No, incluso en sus sueños nunca se atrevió a imaginar que algún día recibiría un regalo tan caro de su madre. O mejor dicho, nunca pensó que su madre estaría allí para protegerla.
“Mamá.”
Zheng Lanyin estaba molesta: “¿Qué clase de actitud es esa? Aunque normalmente favorezco a tu hermano Zichuan, al final soy tu verdadera madre. ¿Cómo podría no quererte? Eres demasiado suspicaz y siempre dudas de mis palabras.”
Lin Shiyan bajó la cabeza y dejó que su madre la regañara. Pero en su corazón se sentía cálida.

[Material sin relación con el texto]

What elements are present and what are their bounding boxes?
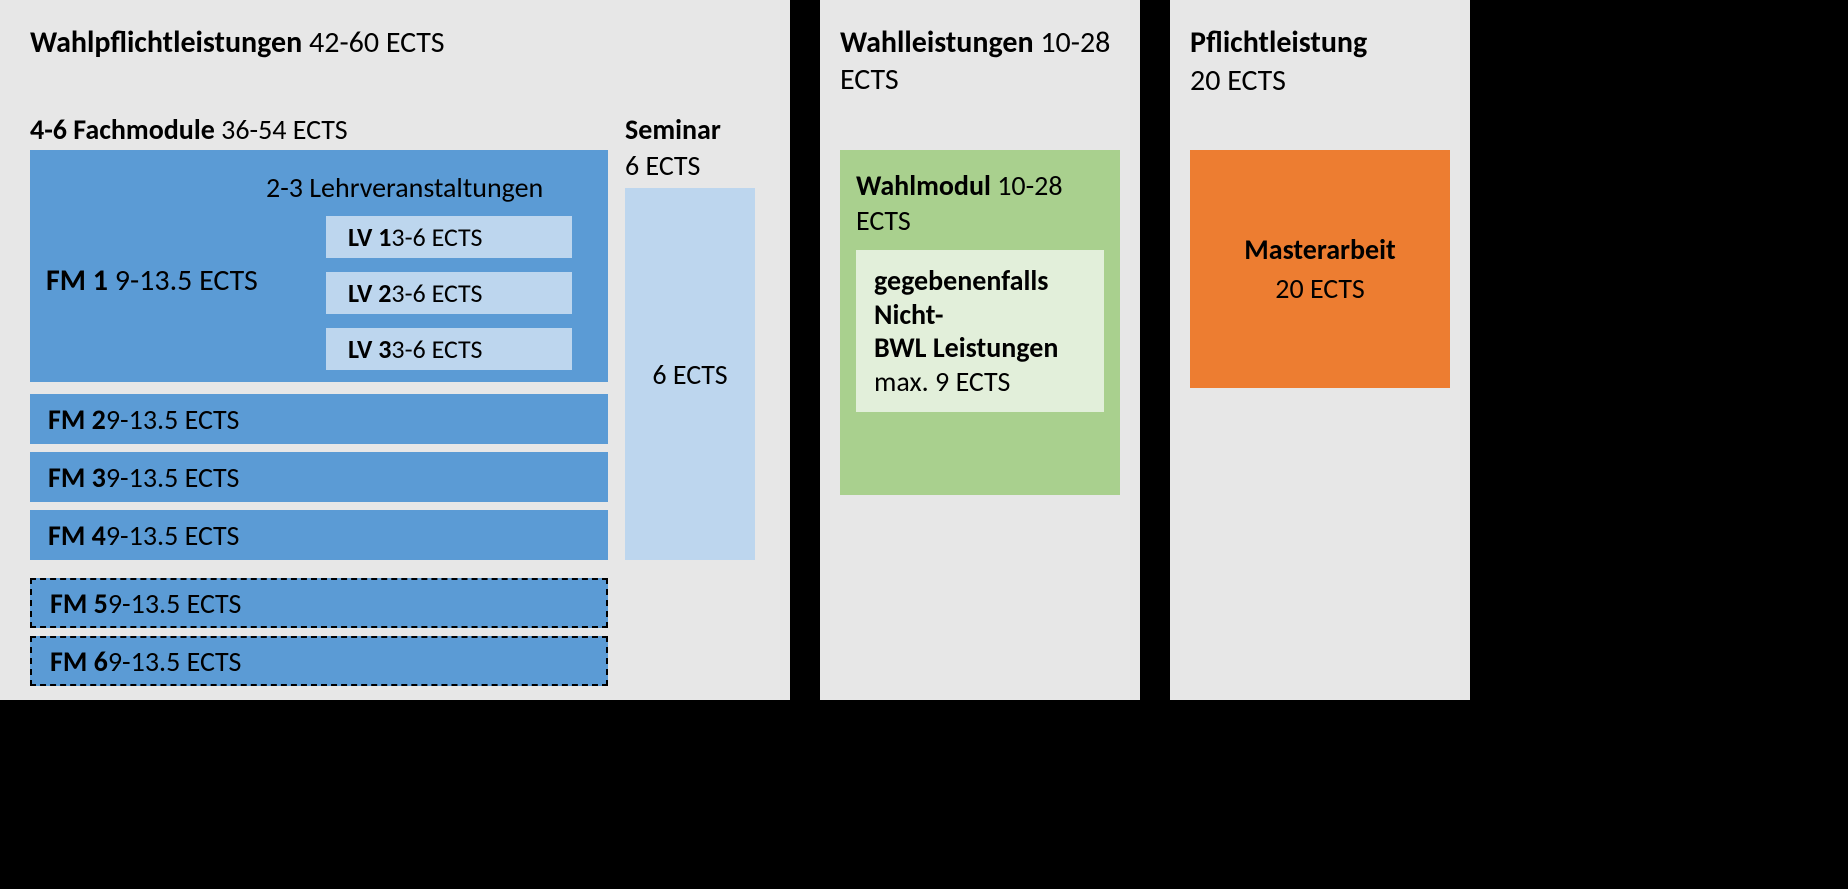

Era la primera vez desde que el bebé se fue que sentía algo así.
Fang Yawei miró esa escena feliz y frunció el ceño antes de irse.
“Fang Xiaojie,” la llamó Zheng Lanyin. “Sé por qué estás tan contenta. Estás orgullosa de haber usado trucos para hacer que la vida de mi hija sea difícil. Pero quiero decirte algo: incluso si tienes habilidades para ganarte el corazón de los hombres, ¿y qué? Incluso sin hombres, mi hija todavía tiene a su madre y a la familia Lin. En cualquier momento, seguirá siendo la hija de una familia adinerada.”
Fang Yawei se fue furiosa. Lo más frustrante y desesperante era que la familia Fang no podía compararse con la familia Lin. Incluso para las familias realmente adineradas, los Lin eran solo nuevos ricos.
Después de eso, ya no volvió a encontrarse con Fang Yawei. Dondequiera que fuera, todos hablaban de Fang Yawei, de su generosidad y de cómo gastaba dinero sin preocupaciones.
Además de los artículos ya donados, ella también compró todos los demás.
Esta noche, sin duda, Fang Yawei era la persona más destacada.
Zheng Lanyin estaba molesta: “Si no te hubieras divorciado de Feng Xingzhi, tú serías la persona más importante.”
Lin Shiyan sonrió y dijo: “Así está bien ahora.”
“¡Me estás matando de enojo! Lin Shiyan, no me digas que quieres ver a Fang Yawei tan orgullosa delante de ti.”
A Lin Shiyan no le importaba si Fang Yawei estaba orgullosa delante de ella. Siempre solo se preocupó por esa persona. Y ahora, ni siquiera le importaba esa persona, ¿cuánto menos Fang Yawei?